ウォーキングから戻っても視線を合わせることなく、ふてくされている。
仕方なく別のスタッフから鍵を貰うことになった。
なんのためのフロントの仕事をしているのだろうか?
出掛けに鍵を預かり帰ってきたら鍵を手渡す。
この程度の仕事なら小学生にでも出来ることだ。
今どきのホテルによってはロボットが対応しているところもあるくらいだ。

相手の立場に立ってみる

ホテルのマニュアルでは何か不手際が合った場合、
とりあえずスイマセンと言いましょう。
それで全て終了。

ということだろうか。

今までいろんな宿に泊まってきたが、このような対応で済まそうとする宿は結構多い。
例えば、仕事で外出している間に部屋で脱いであった服が無くなっていたり、モノを壊されていた事もあった。
今回の宿もルームメイクはかなりテキトーで、掃除機をかけたりかけなかったり、タオルや備品類の交換もしたりしなかったり、更にはモノが無くなっていることも。
フロントに何度か要望を出しても、あまり改善されているようには見受けられない。
昔だったらブチギレて、納得できる回答をもらえるまでは絶対に許さなかったが、最近は始めからホテルを選ぶようにして極力トラブルの素を回避していた。

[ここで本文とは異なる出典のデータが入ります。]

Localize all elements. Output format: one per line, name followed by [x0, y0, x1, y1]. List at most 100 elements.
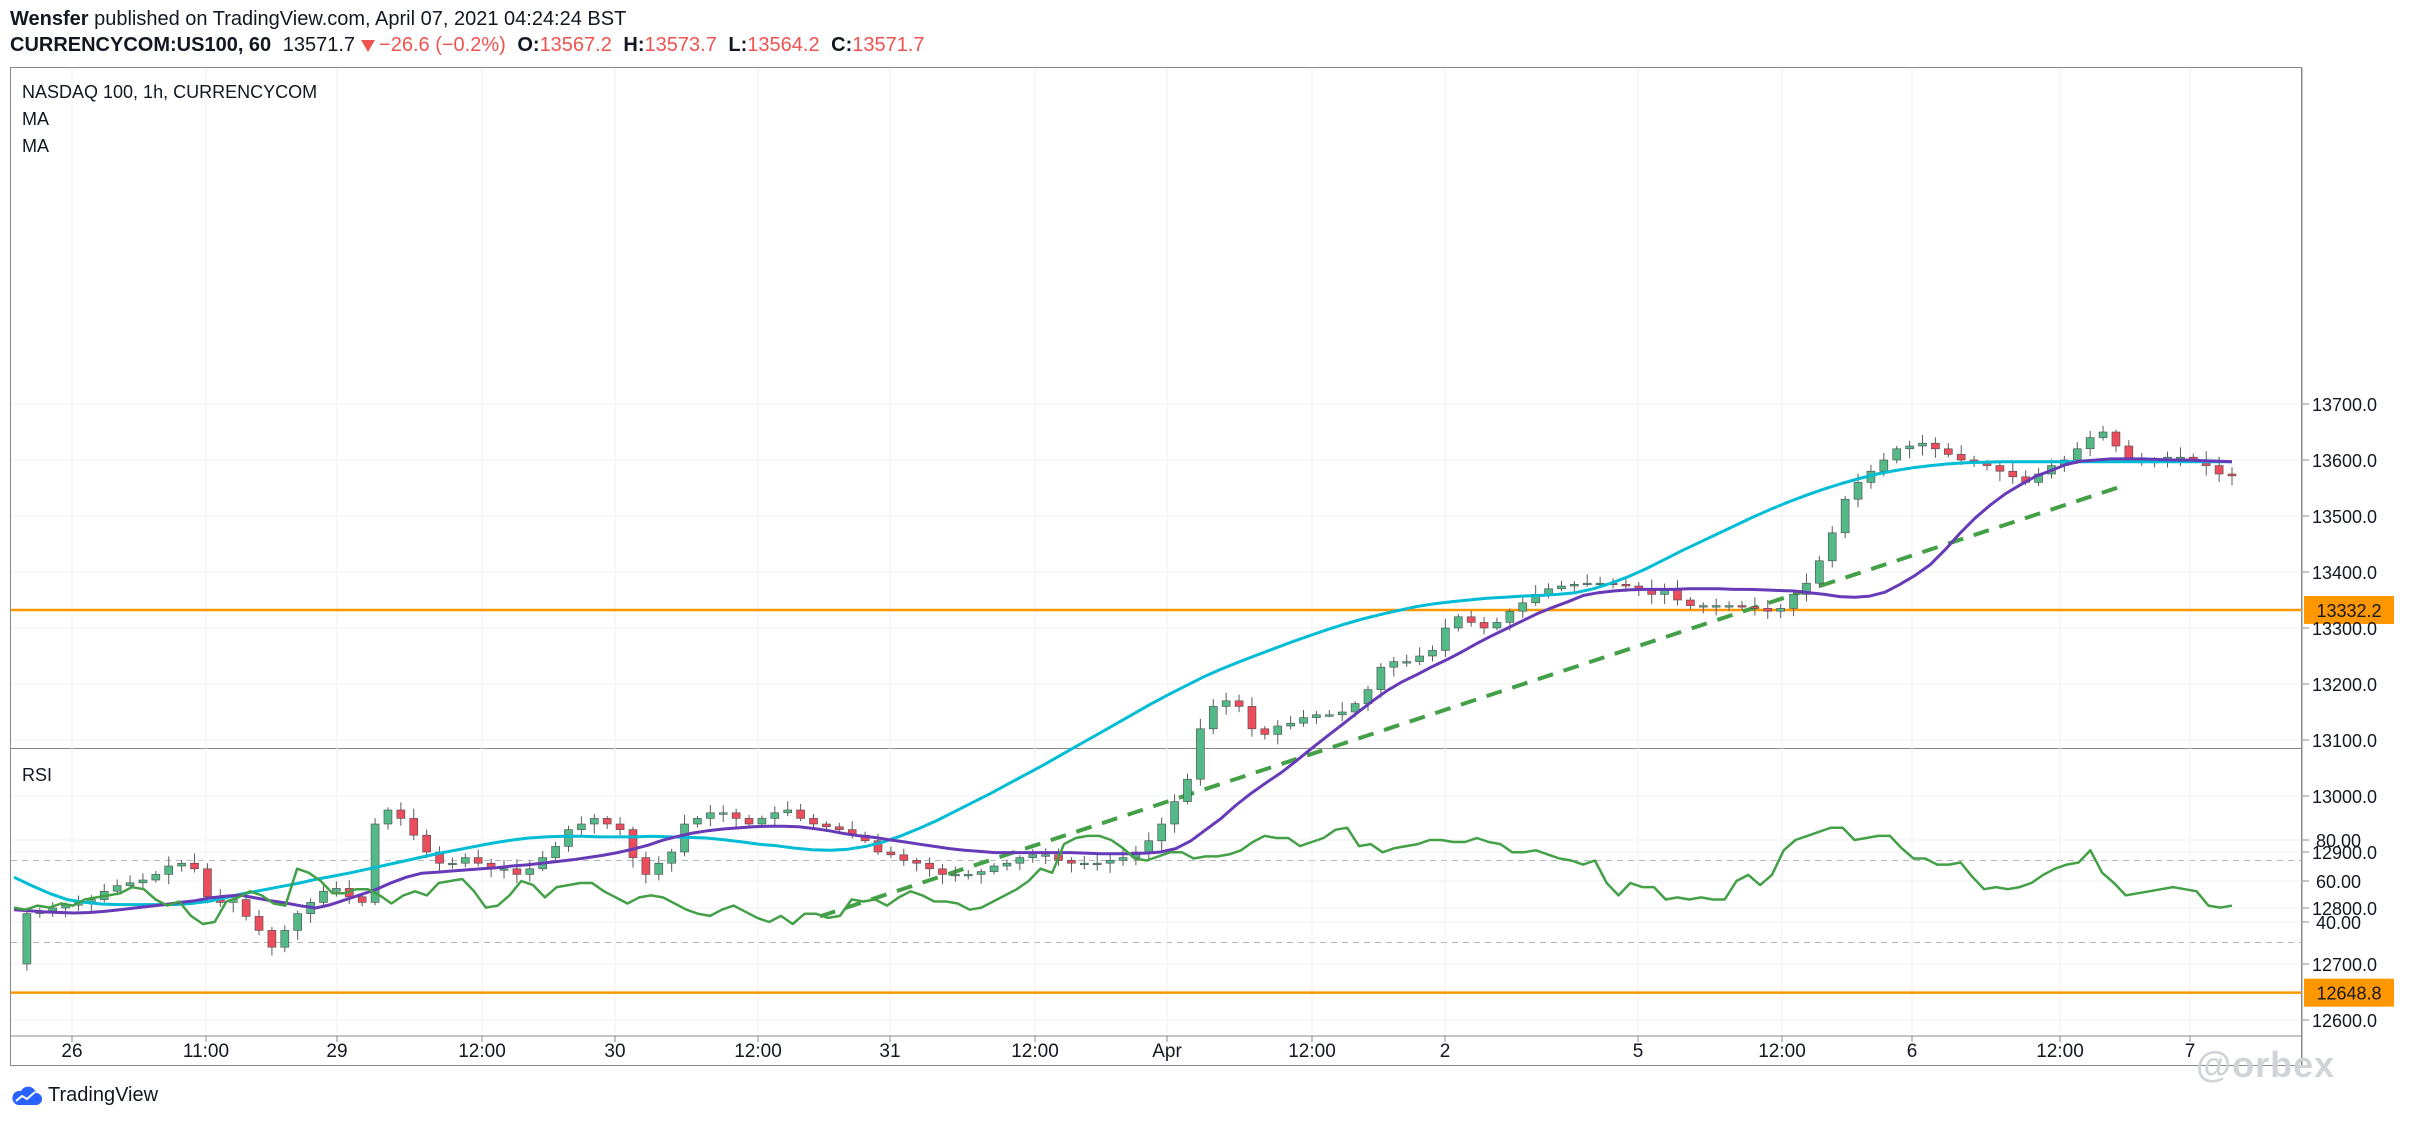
candle-body — [744, 818, 754, 825]
candle-body — [1441, 627, 1450, 651]
time-tick-label: 31 — [879, 1041, 900, 1062]
candle-body — [112, 885, 122, 892]
time-tick-label: 12:00 — [1758, 1041, 1806, 1062]
publisher-user[interactable]: Wensfer — [10, 8, 89, 30]
brand-name: TradingView — [48, 1084, 159, 1106]
open-label: O: — [517, 34, 540, 56]
rsi-tick-label: 60.00 — [2316, 872, 2361, 892]
rsi-tick-label: 40.00 — [2316, 913, 2361, 933]
candle-body — [718, 812, 728, 815]
candle-body — [1931, 442, 1940, 450]
candle-body — [203, 868, 212, 898]
candle-body — [125, 882, 135, 886]
candle-body — [1621, 584, 1631, 587]
close-label: C: — [831, 34, 853, 56]
ma-legend-1[interactable]: MA — [22, 109, 49, 129]
candle-body — [319, 890, 328, 903]
symbol-line: CURRENCYCOM:US100, 60 13571.7 −26.6 (−0.2… — [10, 34, 925, 57]
candle-body — [1299, 717, 1308, 724]
candle-body — [731, 812, 741, 819]
time-tick-label: 30 — [604, 1041, 625, 1062]
time-tick-label: 12:00 — [1011, 1041, 1059, 1062]
candle-body — [22, 913, 32, 965]
candle-body — [1080, 862, 1089, 866]
time-tick-label: 29 — [326, 1041, 347, 1062]
pane-divider[interactable] — [10, 748, 2302, 749]
candle-body — [2111, 431, 2121, 447]
down-arrow-icon — [361, 39, 376, 52]
tradingview-brand[interactable]: TradingView — [10, 1084, 158, 1107]
candle-body — [628, 829, 638, 858]
candle-body — [809, 818, 818, 825]
level-price-badge — [2304, 595, 2394, 624]
candle-body — [2176, 456, 2185, 460]
price-tick-label: 13200.0 — [2312, 675, 2377, 695]
candle-body — [1157, 823, 1166, 842]
price-change: −26.6 (−0.2%) — [379, 34, 506, 56]
candle-body — [448, 862, 457, 866]
price-tick-label: 13100.0 — [2312, 731, 2377, 751]
watermark: @orbex — [2196, 1044, 2336, 1085]
candle-body — [1376, 666, 1386, 690]
time-tick-label: 6 — [1907, 1041, 1918, 1062]
candle-body — [2098, 431, 2108, 438]
candle-body — [1802, 582, 1811, 595]
candle-body — [1415, 655, 1424, 662]
candle-body — [151, 874, 161, 881]
high-label: H: — [623, 34, 645, 56]
candle-body — [499, 868, 509, 871]
chart-title-legend[interactable]: NASDAQ 100, 1h, CURRENCYCOM — [22, 82, 318, 102]
candle-body — [473, 857, 483, 864]
candle-body — [835, 826, 844, 830]
candle-body — [1956, 454, 1966, 461]
symbol-name[interactable]: CURRENCYCOM:US100, 60 — [10, 34, 272, 56]
candle-body — [1428, 650, 1437, 657]
candle-body — [1853, 482, 1863, 500]
candle-body — [577, 823, 586, 830]
candle-body — [1557, 585, 1566, 590]
time-tick-label: Apr — [1152, 1041, 1182, 1062]
candle-body — [177, 862, 186, 867]
candle-body — [1892, 448, 1902, 461]
candle-body — [409, 818, 419, 836]
candle-body — [1453, 616, 1463, 629]
candle-body — [963, 874, 973, 877]
low-value: 13564.2 — [747, 34, 820, 56]
candle-body — [1144, 840, 1154, 853]
candle-body — [1234, 700, 1244, 707]
candle-body — [383, 809, 393, 825]
candle-body — [1944, 448, 1953, 455]
candle-body — [1208, 706, 1218, 730]
candle-body — [1698, 605, 1708, 608]
candle-body — [2008, 470, 2018, 478]
candle-body — [1840, 498, 1850, 534]
candle-body — [1518, 602, 1528, 612]
price-tick-label: 12600.0 — [2312, 1011, 2377, 1031]
rsi-tick-label: 80.00 — [2316, 831, 2361, 851]
price-tick-label: 13700.0 — [2312, 395, 2377, 415]
ma-legend-2[interactable]: MA — [22, 136, 49, 156]
candle-body — [1389, 661, 1399, 668]
candle-body — [1789, 594, 1798, 609]
time-tick-label: 12:00 — [734, 1041, 782, 1062]
candle-body — [1183, 778, 1192, 802]
candle-body — [2214, 465, 2224, 475]
price-tick-label: 13300.0 — [2312, 619, 2377, 639]
candle-body — [1118, 857, 1128, 861]
last-price: 13571.7 — [282, 34, 356, 56]
candle-body — [1067, 860, 1076, 864]
candle-body — [1686, 599, 1695, 606]
candle-body — [332, 888, 341, 892]
candle-body — [1918, 442, 1927, 447]
open-value: 13567.2 — [539, 34, 612, 56]
price-tick-label: 13400.0 — [2312, 563, 2377, 583]
candle-body — [357, 896, 367, 903]
candle-body — [1312, 714, 1321, 718]
candle-body — [293, 913, 302, 931]
candle-body — [899, 854, 909, 861]
rsi-legend[interactable]: RSI — [22, 765, 53, 785]
candle-body — [589, 818, 599, 825]
candle-body — [1286, 722, 1295, 727]
candle-body — [796, 809, 805, 819]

当初、今回の長期出張の拠点を例え雪の中を通勤することになったとしても、山形駅前のホテルにしたのもそういう理由からだった。
このホテルは全国展開しているが、どこの地域で泊まっても要望やトラブルに対して、プランB、プランCを提案してくれて、客に不快な思いをさせるということが無い。
一言でいうと臨機応変な対応ができるということだ。
なので安心して泊まることができるのだ。
結果として、このホテルはビジネスマンが選ぶホテルランキングで常にベスト3に入っている。

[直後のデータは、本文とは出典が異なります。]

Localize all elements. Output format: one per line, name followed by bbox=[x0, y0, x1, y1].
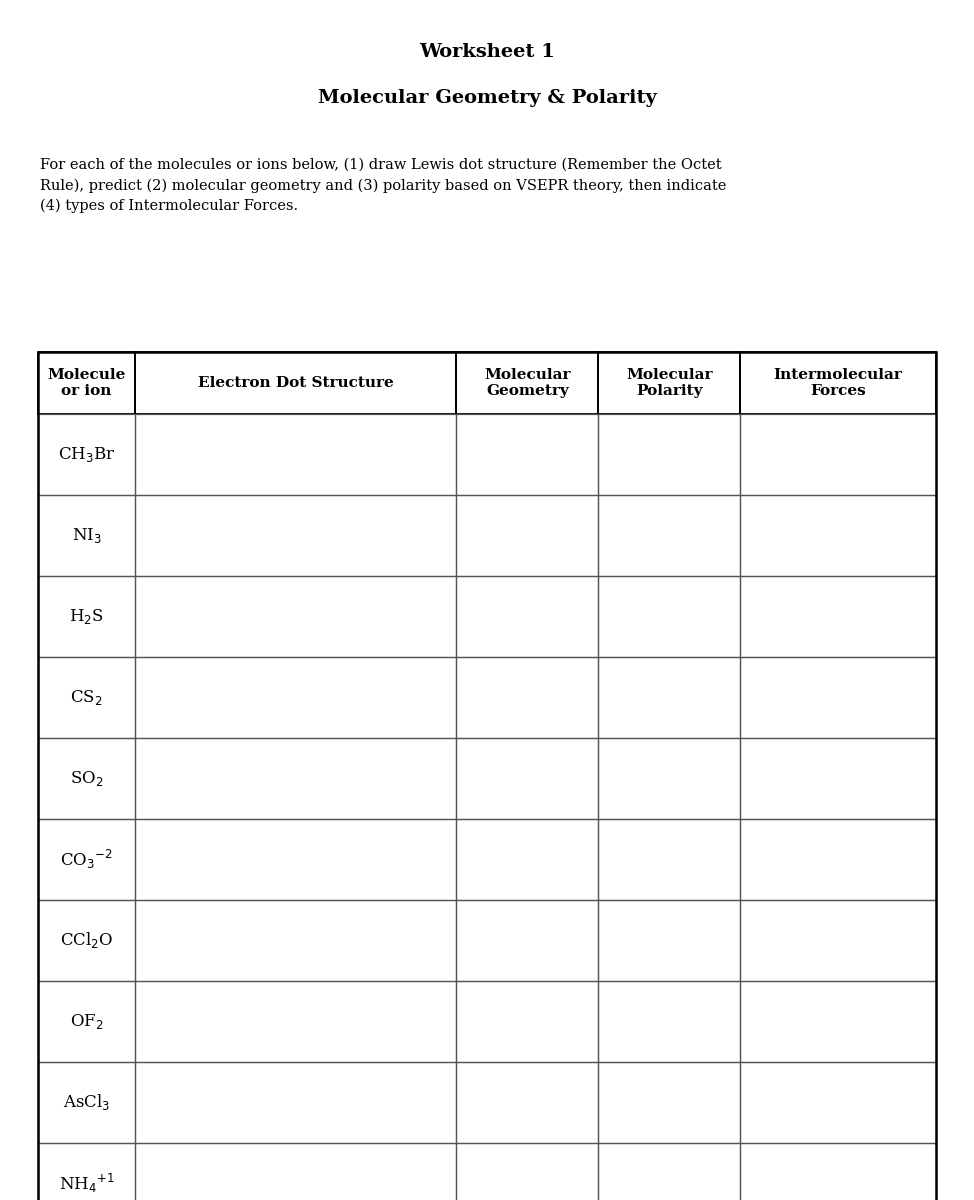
Text: Worksheet 1: Worksheet 1 bbox=[419, 43, 555, 61]
Bar bbox=[38, 352, 936, 1200]
Bar bbox=[38, 980, 135, 1062]
Bar bbox=[135, 900, 457, 982]
Bar bbox=[740, 900, 936, 982]
Bar bbox=[38, 414, 135, 494]
Bar bbox=[457, 1062, 598, 1142]
Bar bbox=[740, 1062, 936, 1142]
Bar bbox=[598, 414, 740, 494]
Bar bbox=[740, 820, 936, 900]
Bar bbox=[135, 576, 457, 658]
Bar bbox=[38, 352, 135, 414]
Bar bbox=[38, 820, 135, 900]
Bar bbox=[457, 900, 598, 982]
Bar bbox=[457, 1142, 598, 1200]
Bar bbox=[38, 1062, 135, 1142]
Bar bbox=[598, 576, 740, 658]
Bar bbox=[457, 576, 598, 658]
Bar bbox=[135, 658, 457, 738]
Text: Molecular Geometry & Polarity: Molecular Geometry & Polarity bbox=[318, 89, 656, 107]
Text: NH$_4$$^{+1}$: NH$_4$$^{+1}$ bbox=[58, 1172, 114, 1195]
Bar bbox=[38, 738, 135, 818]
Text: Molecular
Geometry: Molecular Geometry bbox=[484, 368, 571, 398]
Bar bbox=[38, 1142, 135, 1200]
Bar bbox=[598, 1062, 740, 1142]
Bar bbox=[598, 658, 740, 738]
Bar bbox=[740, 738, 936, 818]
Text: H$_2$S: H$_2$S bbox=[69, 607, 104, 626]
Text: CS$_2$: CS$_2$ bbox=[70, 688, 103, 707]
Bar bbox=[598, 494, 740, 576]
Bar bbox=[135, 980, 457, 1062]
Text: AsCl$_3$: AsCl$_3$ bbox=[63, 1092, 110, 1112]
Bar bbox=[135, 738, 457, 818]
Text: SO$_2$: SO$_2$ bbox=[70, 769, 103, 788]
Text: Molecule
or ion: Molecule or ion bbox=[48, 368, 126, 398]
Bar bbox=[740, 494, 936, 576]
Text: OF$_2$: OF$_2$ bbox=[70, 1012, 103, 1031]
Bar bbox=[740, 414, 936, 494]
Bar bbox=[457, 980, 598, 1062]
Bar bbox=[457, 494, 598, 576]
Bar bbox=[135, 1062, 457, 1142]
Bar bbox=[135, 1142, 457, 1200]
Bar bbox=[457, 738, 598, 818]
Bar bbox=[598, 1142, 740, 1200]
Bar bbox=[740, 352, 936, 414]
Text: CCl$_2$O: CCl$_2$O bbox=[59, 930, 113, 950]
Text: CO$_3$$^{-2}$: CO$_3$$^{-2}$ bbox=[60, 848, 113, 871]
Bar bbox=[740, 1142, 936, 1200]
Bar bbox=[457, 352, 598, 414]
Text: For each of the molecules or ions below, (1) draw Lewis dot structure (Remember : For each of the molecules or ions below,… bbox=[40, 158, 727, 214]
Text: Intermolecular
Forces: Intermolecular Forces bbox=[773, 368, 903, 398]
Bar bbox=[740, 576, 936, 658]
Bar bbox=[38, 900, 135, 982]
Bar bbox=[598, 738, 740, 818]
Bar bbox=[457, 658, 598, 738]
Text: CH$_3$Br: CH$_3$Br bbox=[57, 445, 115, 464]
Bar bbox=[38, 576, 135, 658]
Text: Electron Dot Structure: Electron Dot Structure bbox=[198, 376, 393, 390]
Bar bbox=[740, 980, 936, 1062]
Bar bbox=[740, 658, 936, 738]
Bar bbox=[135, 414, 457, 494]
Bar bbox=[598, 820, 740, 900]
Bar bbox=[38, 494, 135, 576]
Bar bbox=[457, 820, 598, 900]
Bar bbox=[38, 658, 135, 738]
Text: NI$_3$: NI$_3$ bbox=[72, 526, 101, 545]
Bar bbox=[598, 352, 740, 414]
Bar bbox=[598, 980, 740, 1062]
Bar bbox=[598, 900, 740, 982]
Bar bbox=[135, 820, 457, 900]
Bar bbox=[135, 352, 457, 414]
Text: Molecular
Polarity: Molecular Polarity bbox=[626, 368, 713, 398]
Bar bbox=[457, 414, 598, 494]
Bar bbox=[135, 494, 457, 576]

そのホテルから今回のホテルへの移動は正直、不安がつきまとったが、その不安は的中することになった。主要都市に店舗を構えていることは共通しているが、他の地域で宿泊した際に快適に過ごせた記憶が無いのだ。
滞在中にどれだけ快適に過ごせるかどうか?という基準は、
部屋が広いとか狭いとか、新しいとか古いとかというハード面以前に、
スタッフがどれだけ泊まる側(相手)の立場に立って対応しているか?
判断基準は人なのだということを改めて痛感した。

接客業に共通すること

この視点はホテル業に限ったことではなく、接客全般、あるいは人と相対するような場面では最も重要なことだと思っている。
お金を貰って対価を得るということは、それが物であったり、食であったり、場所を提供するということであっても、肝心なのは相手がどれだけ満足しているか?
ということだ。
物も食も場所も、極端に言えばそのための手段なのだ。

それらがどんなに優れていても、たった一言、たった一度の対応で全てがブチ壊しになってしまうのを過去、何度も体験している。

トラブルはどんなときでも必ず発生するものと考え、大切なのはその時にどう対応できるか?
常に相手の立場に立って考えてみるということを意識していれば、事態が好転するキッカケはそのうち訪れるが、ボンヤリと日々過ごしていると、トラブルが発生した際、何故相手は怒っているのだろう?ということは永遠にわからないだろう。

気づきのキッカケ

今回のフロントスタッフは瞳が死んでいた。
少しでも瞳に光を宿していれば、その場で教えてあげたところだが、諦めた。
素直な心は瞳に表れるものだ。
このフロントスタッフが気づきのキッカケを得ることは恐らく無いだろう。

人はどんなときでも成長したり変化するキッカケはある。
特にトラブルに見舞われたような時はそのチャンスが大だ。
しかし、本人に向上心が無ければそのチャンスはあっという間に飛び去ってしまう。

今回の出張もゴールが見えてきた。従業員のレベルが低いのは仕方ない。
こちらで自衛しながら残りの滞在を気持ちよく過ごせるよう工夫しよう。

部屋でYシャツのアイロンがけをしながら鼻歌を歌うことにした。